Dari Abu Hurairah radhiyallahu ‘anhu, Nabi shallallahu ‘alaihi wa sallam bersabda,
مَن هَمَّ بحَسَنَةٍ فَلَمْ يَعْمَلْها، كُتِبَتْ له حَسَنَةً، ومَن هَمَّ بحَسَنَةٍ فَعَمِلَها، كُتِبَتْ له عَشْرًا إلى سَبْعِ مِئَةِ ضِعْفٍ، ومَن هَمَّ بسَيِّئَةٍ فَلَمْ يَعْمَلْها، لَمْ تُكْتَبْ، وإنْ عَمِلَها كُتِبَت
“Barang siapa yang bertekad untuk mengerjakan suatu kebaikan dan ia tidak mengerjakannya, maka ditulis baginya satu pahala kebaikan. Dan apabila ia mengerjakannya, maka dituliskan untuknya pahala sepuluh kebaikan sampai tujuh ratus lipat pahala kebaikan. Dan barang siapa yang bertekad untuk melakukan suatu keburukan dan dia tidak mengerjakannya, maka tidak dicatat atasnya. Dan apabila dia mengerjakannya, dicatat atasnya satu keburukan.” (HR. Muslim no. 130)
Para ulama berkata,
العازم كالفاعل
“Orang yang telah betekad seperti orang yang telah mengerjakan.”
Dari Anas radhiyallahu ‘anhu, ia berkata, “Kami kembali dari perang Tabuk bersama Nabi shallallahu ‘alaihi wa sallam, kemudian beliau bersabda,
إن أقواما خلفنا بالمدينة ما سلكنا شِعْبَا، ولا واديا، إلا وهم معنا؛ حبسهم العذر
“Sesungguhnya ada beberapa kaum yang tertinggal di Madinah; tidaklah kami menempuh suatu jalan di celah gunung atau suatu lembah, melainkan mereka bersama kami; hanya saja mereka tertahan oleh uzur (halangan).” (HR. Bukhari)
Taufik untuk beribadah merupakan karunia Allah
Allah Ta’ala berfirman di dalam Al-Qur’an,
وَلَوْلَا فَضْلُ ٱللَّهِ عَلَيْكُمْ وَرَحْمَتُهُۥ مَا زَكَىٰ مِنكُم مِّنْ أَحَدٍ أَبَدًا وَلَٰكِنَّ ٱللَّهَ يُزَكِّى مَن يَشَآءُ ۗ وَٱللَّهُ سَمِيعٌ عَلِيمٌ
“Sekiranya tidaklah karena karuria Allah dan rahmat-Nya kepada kamu sekalian, niscaya tidak seorangpun dari kamu bersih (dari perbuatan-perbuatan keji dan mungkar itu) selama-lamanya, tetapi Allah membersihkan siapa yang dikehendaki-Nya. Dan Allah Maha Mendengar lagi Maha Mengetahui.” (QS. An-Nur: 21)
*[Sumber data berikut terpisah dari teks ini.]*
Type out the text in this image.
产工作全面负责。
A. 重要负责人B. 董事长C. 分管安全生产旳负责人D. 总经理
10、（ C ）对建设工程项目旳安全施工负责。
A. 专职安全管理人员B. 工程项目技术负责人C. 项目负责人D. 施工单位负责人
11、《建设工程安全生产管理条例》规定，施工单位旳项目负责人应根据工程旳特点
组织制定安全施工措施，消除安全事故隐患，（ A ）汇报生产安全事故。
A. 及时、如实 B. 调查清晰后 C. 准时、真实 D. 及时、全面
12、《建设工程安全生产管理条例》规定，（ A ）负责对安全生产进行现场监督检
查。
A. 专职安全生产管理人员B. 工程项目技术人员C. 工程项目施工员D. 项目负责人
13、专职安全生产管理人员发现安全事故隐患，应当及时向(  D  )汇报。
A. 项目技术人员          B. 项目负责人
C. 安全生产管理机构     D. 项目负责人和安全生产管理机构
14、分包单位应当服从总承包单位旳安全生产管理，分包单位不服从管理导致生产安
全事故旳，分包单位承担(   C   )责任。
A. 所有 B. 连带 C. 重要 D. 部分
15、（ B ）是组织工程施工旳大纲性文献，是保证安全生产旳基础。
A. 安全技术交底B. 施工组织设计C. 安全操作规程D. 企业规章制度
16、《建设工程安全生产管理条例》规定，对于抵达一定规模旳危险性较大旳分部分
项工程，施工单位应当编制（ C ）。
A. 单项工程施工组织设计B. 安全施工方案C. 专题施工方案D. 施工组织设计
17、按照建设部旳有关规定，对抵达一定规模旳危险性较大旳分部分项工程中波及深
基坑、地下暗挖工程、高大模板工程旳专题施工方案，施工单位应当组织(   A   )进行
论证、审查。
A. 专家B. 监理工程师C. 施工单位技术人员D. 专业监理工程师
Ibnu Katsir rahimahullah berkata, “Maksudnya, jika saja Dia tidak memberikan karunia berupa pintu tobat bagi siapa saja yang Dia kehendaki, dan kalau saja Dia tidak membersihkan hati manusia dari syirik, dari tindakan-tindakan dosa, dari perbuatan-perbuatan kotor dan akhlak-akhlak buruk, niscaya tidak akan ada seorang pun yang memiliki hati yang bersih dan nurani yang baik. (وَلَٰكِنَّ ٱللَّهَ يُزَكِّى مَن يَشَآءُ) ‘Tetapi Allah membersihkan siapa saja yang Dia kehendaki’ dari para makhluk-Nya dan Dia menyesatkan siapa saja yang Dia kehendaki ke dalam pintu-pintu kesesatan dan dosa. (وَٱللَّهُ سَمِيعٌ) ‘Dan Allah Maha Mendengar,’ semua ucapan hamba-hamba-Nya, (عَلِيمٌ) ‘Dan Maha Mengetahui,’ tentang orang-orang yang pantas mendapatkan petunjuk dan orang-orang yang mendapatkan kesesatan.” (Tafsir Ibnu Katsir, 6: 351)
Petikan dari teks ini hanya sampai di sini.